Paul Proud Man
Rounding out my taxonomy of NOLA fatties is Paul Prudhomme. Prudhomme gave America a cuisine. Before he made Louisiana cookery famous, and the techniques available to anyone, American cuisine was hamburgers, hot dogs, French fries, and some kind of Sunday dinner of fried chicken or chicken fried steak, a Swiftian, contradictory term for a “dinner” offering I only ate once, mashed potatoes, boiled to a tenderness near rot, and a sweet dessert.
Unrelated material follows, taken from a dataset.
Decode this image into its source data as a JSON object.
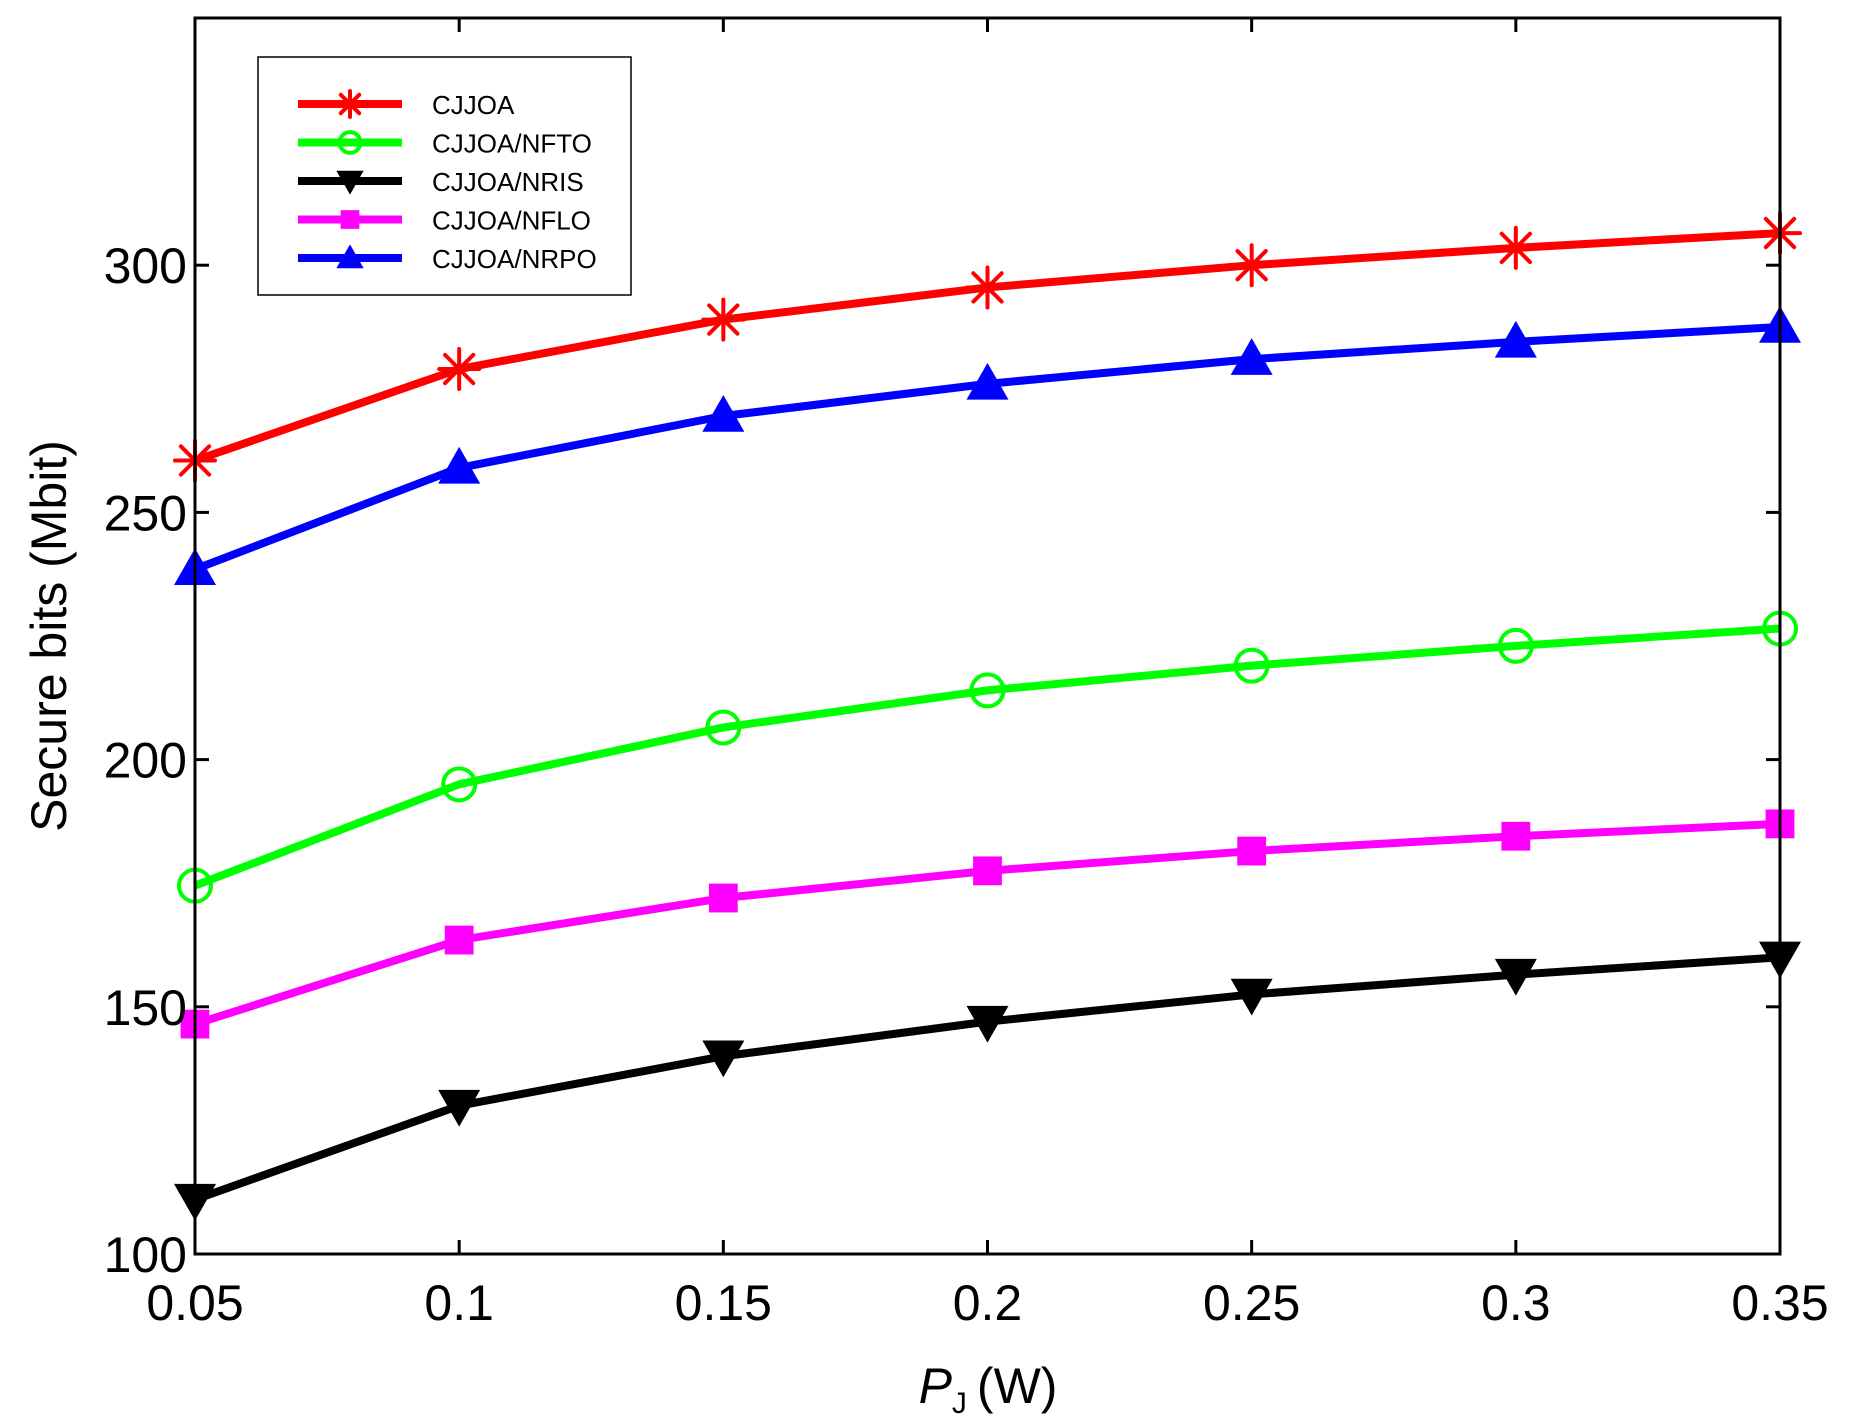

The many parvenus who’ve come since Chef Paul owe much to him, and his wonderful first book, Chef Paul Prudhomme’s Louisiana Kitchen (1984). He developed that rapid-fire method for cooking a roux, demanding concentrated vigilance, organization and preparation, and the ability to detect the state at which a roux reaches that perfect state to gird the sauce for the meat it is meant to accompany. Chef Paul’s book provides a feast of fine photographs of the different stages of roux. Traditionalists may turn up their noses at this departure from the traditional long-cooking roux making, but damn me, when I get that roux going in my whole Iowa neighborhood, if you close your eyes, you’d think you died and went to South Louisiana. Not that most Iowans, bred on German fare that, first and foremost, must have no flavor, would touch the stuff. On the rare occasions I cook, the smells bring back memories of walking through New Orleans neighborhoods at 5 in the afternoon, inhaling the exhiliarating odors of meals being prepared, and wondering just what they were having for supper that made me want to knock at the back doors and beg for food. I learned to cook Louisiana food out of self interest, and maybe self preservation.
I am beginning to feel like I’m doing the theory for a before and after weight loss gimmick because I am going to post a photo of Chef Paul before and after he lost weight. Here is Chef Paul before in a photo from his first book, presenting for you the standards from the Louisiana kitchen–boudin, pickled meat, shrimp, crawfish, berries, nightshade vegetables, potatoes, yams, shrimp, crawfish, and fish. The only thing missing is the butter, lard, and sugar.
But now Chef Paul has shed the weight. He looks much more healthy, and thinner–it is possible to read even more of Louisiana in his face–the dark skin, the knowing smile that also conveys benign good will, and the coarse, once dark hair. He just has that “look” that is so typical of many native New Orleanians (Prudhomme is from Opalousas), and other people from South Louisiana.
One last word about Chef Paul, or New Orleans culture, is that the title “Chef” is like an earned doctorate. People append the honorarium here when speaking of any of the entitled chefs–Chef Susan Spicer, Chef Emeril Legasse, Chef Leah Chase. Among the few New Orleans celebrity chefs. And in almost every native household, there is a cook in the kitchen whose productions rival those of the chefs. It is said that a–well, I’ve only heard the word “man”–that “a man can’t be elected to public office if he can’t cook.” That accounts for the ubiquitous jambalaya at every outdoor event of every kind, political or not.
The celebrity chefs came after Chef Paul, but the everyday cooks were a fixture in household in New Orleans when Ignatius was stuffing himself with foot-long hot dogs. A Confederacy of Dunces doesn’t mention much about what was produced in the Reilly kitchen other than Irene’s bottles of muscatel, and the ever-present French drip chicory coffee on the stove next to a pot of “berling” milk. MacLaughlin mentions that the person Ignatius was based on had a lifelong yearning for hot dogs because he was denied them as a boy, and something like this is the only explanation, other than propinquity, to explain why, in New Orleans, anyone would crave hot dogs rather than shrimp po-boys, red beans and rice, crawfish pie, or any other new Orleans staple, including a Hubig’s pie.
This is the French drip coffee maker that has been in use in homes in South Louisiana since the 19th Century. It isn’t a French press, or an Italian drip style coffee maker. Boiling water is poured into the top chamber over the grounds, and the coffee drips rather quickly over a steel plate with holes. I have no idea what dented up old pot Irene Reilly “berled” her milk in, but she would have made the chicory coffee in one of these. The coffee and “berled” milk are poured at the same time into a single stream in equal proportions into the cup it is served from. This is the coffee you buy with beignets at Cafe du Monde, or better yet, at the remnants of the old Morning Call next to the news stand in Metairie, just south of the entrance to the 23 mile bridge across Lake Pontchartrain to Mandeville and the North Shore.